If only the Democrats would provide an occassional solution. Instead, they follow the predictable, and politically expedient, route of merely stating the obvious. Even the far right wing is starting to reach the conclusion that Bush is haplessly inept. We get it! Now offer those of us in the middle a reason to trust you.
Regrettably, the Dems seem incapable of providing any alternatives outside of not being George W. Bush. Abandoning Iraq before the job is complete may be an alternative, but it's one that would set us back decades in the Middle East. Would democratically inclined Arabs ever trust us again?
It's well past time this country stopped settling for less than average (and that's not just in politics ... we seem content with the bare minimum in every facet of modern life). At this point, I'd settle for mediocrity. Someday, that prince will come. Or am I just hopelessly naive?
What's eating ATL Malcontent?
Many things, obviously, and, granted, the following is nowhere near the most pressing. But as political heroes go, my list begins, and virtually ends, with Theodore Roosevelt, the eco-friendly, trust-busting, take few prisoners sonofabitch who inhabited the White House shortly after the turn of the 20th Century. Some 100 years later, Hollywood has decided to make a movie about T. Rex, and already I'm concerned about the portrayal.
Leonardo DiCaprio?!? Although I have enjoyed his work before ("This Boy's Life" was as knockout debut), lithe Leo is so physically removed from Roosevelt that I can't imagine him inhabiting the role with the slightest of conviction. Jackass though he may be, Russell Crowe would've made much more sense (though he'll probably end up being cast as Abe Lincoln one day).
Much like Will Smith and Muhammad Ali, the only thing DiCaprio has in common with T.R. is skin color. Hollywood just can't get it right when it comes to larger-than-life figures ... quite the contradiction.

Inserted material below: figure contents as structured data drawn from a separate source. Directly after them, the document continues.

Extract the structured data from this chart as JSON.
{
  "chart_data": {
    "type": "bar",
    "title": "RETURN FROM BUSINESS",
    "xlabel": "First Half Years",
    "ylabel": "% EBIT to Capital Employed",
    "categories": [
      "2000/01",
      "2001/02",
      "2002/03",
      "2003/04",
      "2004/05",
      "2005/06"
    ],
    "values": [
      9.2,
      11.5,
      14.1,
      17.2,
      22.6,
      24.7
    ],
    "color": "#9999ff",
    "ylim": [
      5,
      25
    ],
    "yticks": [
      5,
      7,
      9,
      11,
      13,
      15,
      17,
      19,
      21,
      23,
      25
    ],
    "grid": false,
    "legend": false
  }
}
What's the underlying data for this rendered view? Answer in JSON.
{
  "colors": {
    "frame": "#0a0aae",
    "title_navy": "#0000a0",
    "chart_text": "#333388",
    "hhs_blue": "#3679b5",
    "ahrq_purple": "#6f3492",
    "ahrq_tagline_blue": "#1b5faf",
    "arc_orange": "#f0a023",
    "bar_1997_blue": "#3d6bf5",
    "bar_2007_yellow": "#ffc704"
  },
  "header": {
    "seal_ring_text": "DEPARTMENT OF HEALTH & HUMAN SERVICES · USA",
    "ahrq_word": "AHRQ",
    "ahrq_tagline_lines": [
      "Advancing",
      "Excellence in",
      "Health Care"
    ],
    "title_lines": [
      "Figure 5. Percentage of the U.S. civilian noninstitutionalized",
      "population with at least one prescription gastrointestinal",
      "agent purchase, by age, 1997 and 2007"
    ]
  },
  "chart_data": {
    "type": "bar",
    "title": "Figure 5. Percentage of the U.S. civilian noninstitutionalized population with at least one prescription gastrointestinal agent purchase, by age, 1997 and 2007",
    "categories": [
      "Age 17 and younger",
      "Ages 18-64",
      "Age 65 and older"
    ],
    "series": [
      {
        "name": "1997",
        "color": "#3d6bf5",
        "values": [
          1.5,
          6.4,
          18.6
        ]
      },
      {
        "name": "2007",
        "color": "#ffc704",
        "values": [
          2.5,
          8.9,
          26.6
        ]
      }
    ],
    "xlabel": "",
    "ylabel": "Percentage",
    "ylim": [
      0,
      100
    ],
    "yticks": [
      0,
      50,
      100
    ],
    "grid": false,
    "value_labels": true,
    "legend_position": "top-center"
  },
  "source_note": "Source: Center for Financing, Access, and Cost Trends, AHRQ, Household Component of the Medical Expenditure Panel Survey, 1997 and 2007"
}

In a huge blow to the abstinence movement (Christians sure are lax in selecting their role models), alleged actress and songstress Jessica Simpson has left her pop tart husband for dear old Dad. If history has taught us anything, it's this: don't underestimate the bedroom eyes of a Baptist preacher. No word on how Jessica's even less talented sister is taking the snub.
You may commence with the Southern inbred stereotyping.
Pictured: Jimmy Swaggart, who started the popular trend of wayward evangelicals back in the late 1980s.
Monday, October 03, 2005
I'm an unrepentant baseball fan (screw the other sports), but when it comes to those who play the game, well, that's a different matter. This weekend saw the re-emergence of Mark McGwire, who reminded us again that not only is he a cheater, but something less than a man.
The chemically enhanced hermit made his first public appearance since that woefully inadequate testimony before Congress in March to commemorate the final regular season series at St. Louis' Busch Stadium. Repeating what he didn't say before Congress, McGwire insisted he did not want to talk about the past.
"I've moved on from it and I wish the media would," McGwire said. Yeah, it's the media's fault. He must've enrolled in the Tom DeLay school of blaming everyone else first. "I've made my statement in Washington ... and that's really about it."
Compounding matters, he made this second non-statement while cradling his young son, following a weak trend among athletes. When Barry Bonds returned to the field a few weeks ago, he did so accompanied by a child stricken with cancer. How can you boo a sick kid? Or lob tough questions at a dad holding his little boy??
Then, to top it off, McGwire actually feigned sincerity: "That statement comes from the heart, and that's the way it is." (Apparently steroids shrink hearts along with testicles).
"I'm a very positive person and I just wish everybody else would be positive."